In the above community, if a mass emergency traps or injures just two percent of the inhabitants, there are instantly 2,000 victims, many with injuries. The telephones will fail from overload. Roads, bridges, electricity and other services may fail, hampering emergency services, and interfering with fuel and material supplies.

Say that only professionals respond to that mass emergency. Take 2000 victims. divide by 0.5 hours per rescue. The result is 1000 hours of rescues, divided by ten trucks, or about 100 hours. As many as three quarters of the victims could die while waiting for rescue. After an hour and a half, untreated victims of shock would begin to die. After one day, trapped children would begin to die of thirst.
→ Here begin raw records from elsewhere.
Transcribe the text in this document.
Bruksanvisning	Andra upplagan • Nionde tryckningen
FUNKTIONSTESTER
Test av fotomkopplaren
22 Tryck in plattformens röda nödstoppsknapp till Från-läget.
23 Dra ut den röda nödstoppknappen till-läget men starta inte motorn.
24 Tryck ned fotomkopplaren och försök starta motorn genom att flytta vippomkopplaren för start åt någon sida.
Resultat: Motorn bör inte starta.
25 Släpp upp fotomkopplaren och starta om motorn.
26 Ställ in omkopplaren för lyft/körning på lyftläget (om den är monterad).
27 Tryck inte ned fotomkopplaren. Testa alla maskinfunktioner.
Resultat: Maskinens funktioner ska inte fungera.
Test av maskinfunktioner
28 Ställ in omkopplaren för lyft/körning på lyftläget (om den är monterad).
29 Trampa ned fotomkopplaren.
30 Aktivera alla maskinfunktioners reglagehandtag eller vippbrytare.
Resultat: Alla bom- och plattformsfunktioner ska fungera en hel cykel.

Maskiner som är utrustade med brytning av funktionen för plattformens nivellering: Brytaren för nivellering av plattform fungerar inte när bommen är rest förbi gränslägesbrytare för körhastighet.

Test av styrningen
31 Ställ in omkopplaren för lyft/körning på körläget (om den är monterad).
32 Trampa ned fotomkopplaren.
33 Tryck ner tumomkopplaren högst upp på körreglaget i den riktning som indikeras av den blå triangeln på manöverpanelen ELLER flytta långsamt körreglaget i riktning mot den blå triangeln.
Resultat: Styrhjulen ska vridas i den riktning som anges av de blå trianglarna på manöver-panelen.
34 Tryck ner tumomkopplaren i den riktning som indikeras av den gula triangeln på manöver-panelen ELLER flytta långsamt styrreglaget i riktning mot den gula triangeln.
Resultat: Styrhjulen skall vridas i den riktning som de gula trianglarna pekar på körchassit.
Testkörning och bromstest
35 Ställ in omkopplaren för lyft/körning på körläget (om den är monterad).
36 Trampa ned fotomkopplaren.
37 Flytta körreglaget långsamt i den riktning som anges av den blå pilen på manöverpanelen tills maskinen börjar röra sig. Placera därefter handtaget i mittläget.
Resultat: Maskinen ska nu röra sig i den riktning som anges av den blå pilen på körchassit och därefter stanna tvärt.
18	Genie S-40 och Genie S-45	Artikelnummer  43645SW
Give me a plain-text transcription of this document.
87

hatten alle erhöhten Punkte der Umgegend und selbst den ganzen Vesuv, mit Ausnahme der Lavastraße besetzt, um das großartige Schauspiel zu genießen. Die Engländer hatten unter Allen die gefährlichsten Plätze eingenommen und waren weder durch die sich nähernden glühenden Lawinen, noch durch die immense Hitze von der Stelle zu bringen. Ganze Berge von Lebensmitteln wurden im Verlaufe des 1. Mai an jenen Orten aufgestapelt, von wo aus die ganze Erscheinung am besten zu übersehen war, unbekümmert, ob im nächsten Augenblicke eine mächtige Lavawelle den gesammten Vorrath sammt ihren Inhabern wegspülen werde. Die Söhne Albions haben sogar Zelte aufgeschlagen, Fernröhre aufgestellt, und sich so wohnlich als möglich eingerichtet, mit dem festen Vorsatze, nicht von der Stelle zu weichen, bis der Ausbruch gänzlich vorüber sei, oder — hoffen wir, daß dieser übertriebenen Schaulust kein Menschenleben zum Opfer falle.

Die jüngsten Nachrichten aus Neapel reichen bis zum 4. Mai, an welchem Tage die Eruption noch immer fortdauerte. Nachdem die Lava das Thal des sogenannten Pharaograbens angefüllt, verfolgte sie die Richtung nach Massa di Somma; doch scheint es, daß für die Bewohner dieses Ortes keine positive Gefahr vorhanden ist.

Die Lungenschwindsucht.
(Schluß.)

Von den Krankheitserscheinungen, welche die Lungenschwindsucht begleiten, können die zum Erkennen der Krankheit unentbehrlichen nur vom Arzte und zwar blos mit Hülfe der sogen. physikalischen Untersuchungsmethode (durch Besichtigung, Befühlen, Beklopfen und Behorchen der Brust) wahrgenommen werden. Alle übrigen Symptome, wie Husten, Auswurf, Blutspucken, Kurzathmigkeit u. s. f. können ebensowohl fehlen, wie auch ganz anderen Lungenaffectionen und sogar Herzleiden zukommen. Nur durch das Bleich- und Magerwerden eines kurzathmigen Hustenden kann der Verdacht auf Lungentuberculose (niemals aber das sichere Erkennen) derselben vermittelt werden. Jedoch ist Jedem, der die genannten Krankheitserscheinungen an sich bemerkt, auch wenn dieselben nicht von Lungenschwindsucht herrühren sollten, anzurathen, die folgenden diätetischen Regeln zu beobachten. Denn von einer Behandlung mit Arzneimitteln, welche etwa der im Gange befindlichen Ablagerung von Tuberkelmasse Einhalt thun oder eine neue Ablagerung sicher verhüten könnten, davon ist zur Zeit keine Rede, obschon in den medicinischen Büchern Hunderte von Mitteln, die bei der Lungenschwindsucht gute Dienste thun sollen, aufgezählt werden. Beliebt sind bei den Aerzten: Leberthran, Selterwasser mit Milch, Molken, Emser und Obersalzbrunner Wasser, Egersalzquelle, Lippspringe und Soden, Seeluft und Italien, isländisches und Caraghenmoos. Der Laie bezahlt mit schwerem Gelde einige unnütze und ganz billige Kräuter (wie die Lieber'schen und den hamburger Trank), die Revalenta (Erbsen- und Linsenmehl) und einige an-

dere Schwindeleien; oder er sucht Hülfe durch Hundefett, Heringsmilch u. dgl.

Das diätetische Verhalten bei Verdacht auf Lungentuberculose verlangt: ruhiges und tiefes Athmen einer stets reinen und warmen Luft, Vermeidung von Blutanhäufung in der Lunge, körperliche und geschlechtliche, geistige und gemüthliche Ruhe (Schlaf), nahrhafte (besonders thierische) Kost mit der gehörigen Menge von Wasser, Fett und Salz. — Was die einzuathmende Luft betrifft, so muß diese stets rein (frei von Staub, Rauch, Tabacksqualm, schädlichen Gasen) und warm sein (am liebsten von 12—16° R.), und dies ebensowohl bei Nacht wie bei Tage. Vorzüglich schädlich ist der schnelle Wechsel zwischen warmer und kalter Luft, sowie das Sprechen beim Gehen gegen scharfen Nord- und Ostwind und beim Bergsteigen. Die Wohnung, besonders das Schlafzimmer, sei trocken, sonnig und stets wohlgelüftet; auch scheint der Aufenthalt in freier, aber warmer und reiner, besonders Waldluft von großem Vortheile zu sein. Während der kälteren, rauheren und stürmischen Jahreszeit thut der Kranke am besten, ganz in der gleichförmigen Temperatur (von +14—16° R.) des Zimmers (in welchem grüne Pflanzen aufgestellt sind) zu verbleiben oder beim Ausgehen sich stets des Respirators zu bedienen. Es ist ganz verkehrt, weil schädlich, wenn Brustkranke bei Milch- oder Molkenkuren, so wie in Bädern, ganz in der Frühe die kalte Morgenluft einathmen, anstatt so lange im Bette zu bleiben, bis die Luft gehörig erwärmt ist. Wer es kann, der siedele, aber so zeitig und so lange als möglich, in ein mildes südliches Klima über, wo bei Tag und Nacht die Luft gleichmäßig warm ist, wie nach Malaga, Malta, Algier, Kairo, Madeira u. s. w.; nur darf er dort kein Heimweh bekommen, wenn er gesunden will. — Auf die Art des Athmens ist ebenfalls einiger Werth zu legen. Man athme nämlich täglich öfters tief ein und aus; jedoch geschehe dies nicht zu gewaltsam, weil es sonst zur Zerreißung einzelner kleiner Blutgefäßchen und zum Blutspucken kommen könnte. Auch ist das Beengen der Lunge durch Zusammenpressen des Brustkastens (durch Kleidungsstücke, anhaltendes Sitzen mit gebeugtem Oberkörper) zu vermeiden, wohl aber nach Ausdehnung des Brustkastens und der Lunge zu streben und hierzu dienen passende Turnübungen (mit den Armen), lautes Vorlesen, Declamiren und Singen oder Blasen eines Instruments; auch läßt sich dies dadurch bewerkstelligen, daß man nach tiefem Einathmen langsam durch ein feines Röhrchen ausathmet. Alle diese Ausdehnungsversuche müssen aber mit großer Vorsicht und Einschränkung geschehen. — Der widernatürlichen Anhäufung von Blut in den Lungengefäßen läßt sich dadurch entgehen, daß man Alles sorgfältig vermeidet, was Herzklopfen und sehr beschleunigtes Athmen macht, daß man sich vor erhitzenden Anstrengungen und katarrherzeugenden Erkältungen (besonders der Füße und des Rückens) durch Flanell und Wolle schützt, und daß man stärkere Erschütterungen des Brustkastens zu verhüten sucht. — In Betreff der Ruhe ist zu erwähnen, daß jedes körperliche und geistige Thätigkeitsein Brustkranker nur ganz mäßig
After two days, trapped adults and shut-ins would begin to die of thirst. Most of these deaths could be prevented by simple rescue and first-aid procedures. This is a heartbreaking situation for all concerned.

In these environments CERTs are far more effective than untrained civilians. With less than 40 hours of training, an amateur disaster service worker becomes qualified to perform about 95% of needed emergency services. This means that 95% of the rescues and life-saving triage and first-aid procedures can be completed in the "golden day," the first 24 hours when rescues and first-aid are most likely to succeed.

Physical fitness is not required for most CERT training or emergency activities. CERT members are instead trained to avoid hazards, and assign strenuous tasks to younger or fit members of the team.

In a major emergency, the community needs mass emergency services. Although amateurs are not able to work as skillfully as professionals, they are immensely better than nothing.

1 CERT organization

A local government, usually a city, divides its territory into neighborhoods. It then attempts to recruit a CERT in each neighborhood. Most governments with CERTs maintain a full-time community-service person as liaison to the volunteers that perform much of the rest of the organization.

CERTs provide their own personnel, supplies, tools, organization and equipment, but they are activated by, trained by, promoted by and liaise with the government. They are temporary volunteer government workers, usually organized as auxiliaries to the fire department. In some areas, (such as California) during declared disasters, registered, activated CERT members are eligible for worker's compensation for on-the-job injuries.

A CERT consists of a neighborhood leader, block leaders, street teams, and specialist teams for search-and-rescue, triage and first aid, planning, communication, logistics, and shelter.

The city directly liaises with the neighborhood CERT leader through the CERT's organic communication team. In wealthy areas the communications may be by amateur radio, or dedicated telephone or fire-alarm networks. In poor areas, relays of bicycle-equipped runners can effectively carry mail between the districts and the city's emergency operations center.

The CERT's block leaders and street teams provide truly local organization with in-depth local knowledge that can quickly locate shut-ins and injured persons and dangers, and liase between the neighborhood's people and professional emergency workers. They take the information back to the neighborhood leader, who assigns persons to the needs of the moment.

In the short term, CERTs perform data gathering, especially to locate mass-casualties requiring professional response, or situations requiring professional rescues, simple fire-fighting tasks (e.g. small fires, turning off gas), light search and rescue, damage evaluation of structures, triage and first aid. In a slightly longer term, they evacuate injured people (using local vehicles, in an organized triaged fashion), and set up a neighborhood shelter and tent-city for food, sanitation and sleeping, usually in a local park.